It had been for a long time a superstition with our cousins across the water that naught could resist the onslaught of an English boarding party. An exception, however, has been made in favor of the “damned Yankees” by a well-known English writer.
Seeing that the spar-deck of the Chesapeake was devoid of defenders, a party of the Shannon’s men took advantage of a favorable chance, and, without waiting for orders, jumped on the American’s deck. Captain Lawrence, still leaning heavily against the rail, and weak from loss of blood, had scarcely time to call his boarders to repel the attack when he received a second wound, from a bullet, in the abdomen. He fell into the arms of Lieutenant Cox, who commanded the second division, and was hurrying up from below. At this moment Captain Broke, of the Shannon, bravely headed a second boarding party, and sprang over the railing of the Chesapeake. Lawrence saw the danger as he struggled, with Cox’s help, to rise from the deck.
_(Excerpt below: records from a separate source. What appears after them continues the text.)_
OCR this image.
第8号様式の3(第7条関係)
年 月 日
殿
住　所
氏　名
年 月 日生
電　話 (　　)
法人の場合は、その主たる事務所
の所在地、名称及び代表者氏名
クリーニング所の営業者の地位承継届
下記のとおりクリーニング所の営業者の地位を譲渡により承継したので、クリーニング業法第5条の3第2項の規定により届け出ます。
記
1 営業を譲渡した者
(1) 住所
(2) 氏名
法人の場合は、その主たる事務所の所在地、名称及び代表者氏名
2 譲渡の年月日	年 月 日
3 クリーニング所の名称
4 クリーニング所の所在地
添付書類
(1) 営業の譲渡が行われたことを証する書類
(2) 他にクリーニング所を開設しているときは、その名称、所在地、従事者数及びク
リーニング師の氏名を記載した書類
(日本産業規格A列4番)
“Don’t give up the ship! don’t give up the ship!” he said, and repeated it over and over as they carried him down the companion-way.
A hand-to-hand struggle now ensued. The only American officer remaining on the upper deck was Lieutenant Ludlow. He was so weakened and disabled by numerous wounds that he was incapable of personal resistance, and the small number of British succeeded in obtaining possession before those from below could swarm up to the defence.
An account gathered from an officer after the surrender speaks as follows:
“We were greatly embarrassed in consequence of being unacquainted with our crew. In one instance, in particular, Lieutenant Cox joined a party of the enemy through mistake, and was made sensible of his error by their slashing at him with their cutlasses.”
Lawrence, lying below in the wardroom, suffering agony, heard the firing cease, and, having no officer near him, he ordered the surgeon who was attending his wound to hasten on deck and tell his followers to fight on to the last, and never strike the colors, adding:
“They shall wave while I live.”
But nothing could be done. A ship without a captain is a man without a soul. The fate of battle was decided. It was mere waste of life to continue, and Lieutenant Ludlow gave up the Chesapeake.
There was the utmost confusion during the latter part of the battle, but accounts differ in regard to the details. A hot-headed boy fired at an English sentry placed at a gangway, and started an action that resulted in Lieutenant Ludlow receiving a cutlass wound in the head which fractured his skull and proved fatal. An English authority, in speaking of the hauling down of the stars and stripes, recalls that Lieutenant Wall, one of their own officers, was killed, and four or five men fell, from a volley delivered by their own people from the tops of the Shannon, “for in the hurry and excitement the Yankee flag was hoisted uppermost.”